I'm speaking somewhat out of ignorance as I only have a single homepod and no home automation. I don't know how bad it is, and whether it was always bad or not. If Apple's track record in this sort of thing isn't ideal, then it is certainly more on the OP for doing something that he had no way of fixing remotely.

I also maintain my opinion, in that Apple in no way could account for people updating their products with absolutely no way to physically be there. When you own a product there is an expectation that its going to be in your possession and presence at some point. To that end, I think its wrong to put all of the blame on apple for doing something that is so far out of their designed use case.

Apple knows where you are and if you are or are not in the house. Apple knows I have multiple houses. Why does updating one house automatically trigger the update for the other house? Oh and guess what? We’ve done the, I give her the password before and changed it afterwards, it borked homekit hubs before and luckily I was flying back to the house in May to fix the issue. So offering the password, then changing it, is not a solution either.
 

eltoslightfoot

macrumors 68020
Feb 25, 2011
2,300
2,767
Apple knows where you are and if you are or are not in the house. Apple knows I have multiple houses. Why does updating one house automatically trigger the update for the other house? Oh and guess what? We’ve done the, I give her the password before and changed it afterwards, it borked homekit hubs before and luckily I was flying back to the house in May to fix the issue. So offering the password, then changing it, is not a solution either.
Sounds like you need a different setup. Go with something less secure than homekit. Clearly the homekit and you do not get along.

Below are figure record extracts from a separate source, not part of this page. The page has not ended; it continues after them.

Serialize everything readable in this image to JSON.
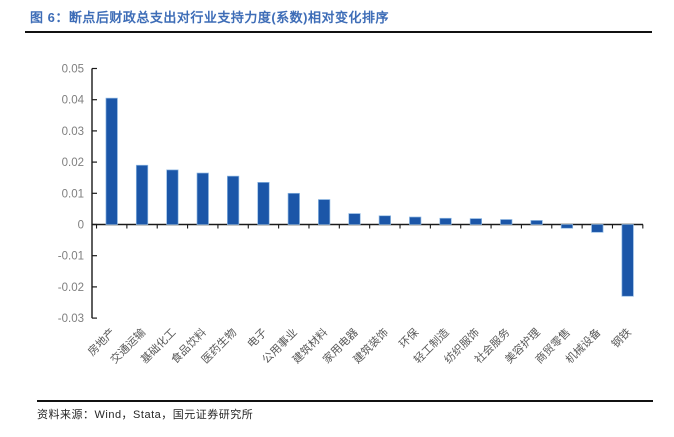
{
  "page": {
    "title": "图 6：断点后财政总支出对行业支持力度(系数)相对变化排序",
    "source": "资料来源：Wind，Stata，国元证券研究所"
  },
  "colors": {
    "bar": "#1B56A8",
    "bar_edge": "#8FB8E3",
    "title": "#3E6DB7",
    "axis": "#1A1A1A",
    "tick_label": "#7F7F7F",
    "category_label": "#595959",
    "rule": "#111111"
  },
  "chart_data": {
    "type": "bar",
    "title": "断点后财政总支出对行业支持力度(系数)相对变化排序",
    "categories": [
      "房地产",
      "交通运输",
      "基础化工",
      "食品饮料",
      "医药生物",
      "电子",
      "公用事业",
      "建筑材料",
      "家用电器",
      "建筑装饰",
      "环保",
      "轻工制造",
      "纺织服饰",
      "社会服务",
      "美容护理",
      "商贸零售",
      "机械设备",
      "钢铁"
    ],
    "values": [
      0.0405,
      0.019,
      0.0175,
      0.0165,
      0.0155,
      0.0135,
      0.01,
      0.008,
      0.0035,
      0.0028,
      0.0024,
      0.002,
      0.0019,
      0.0016,
      0.0013,
      -0.0012,
      -0.0025,
      -0.023
    ],
    "xlabel": "",
    "ylabel": "",
    "ylim": [
      -0.03,
      0.05
    ],
    "ytick_labels": [
      "0.05",
      "0.04",
      "0.03",
      "0.02",
      "0.01",
      "0",
      "-0.01",
      "-0.02",
      "-0.03"
    ],
    "grid": false,
    "legend": null,
    "category_label_rotation_deg": -45
  }
}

Edited to add, look it’s like this: I love a good video game. Rather than try to shoehorn my M1 Macbook to do it, I simply built a gaming PC and use that. Apple considers gaming not a priority.

By that same token, Apple considers having to update homekit in two houses on different continents also a niche case and not a priority.

I can rail against it all I want or move on with my life. I still think the password thing would work. If you don’t or it won’t, I would move on from homekit. Use something far less secure that will work for your needs.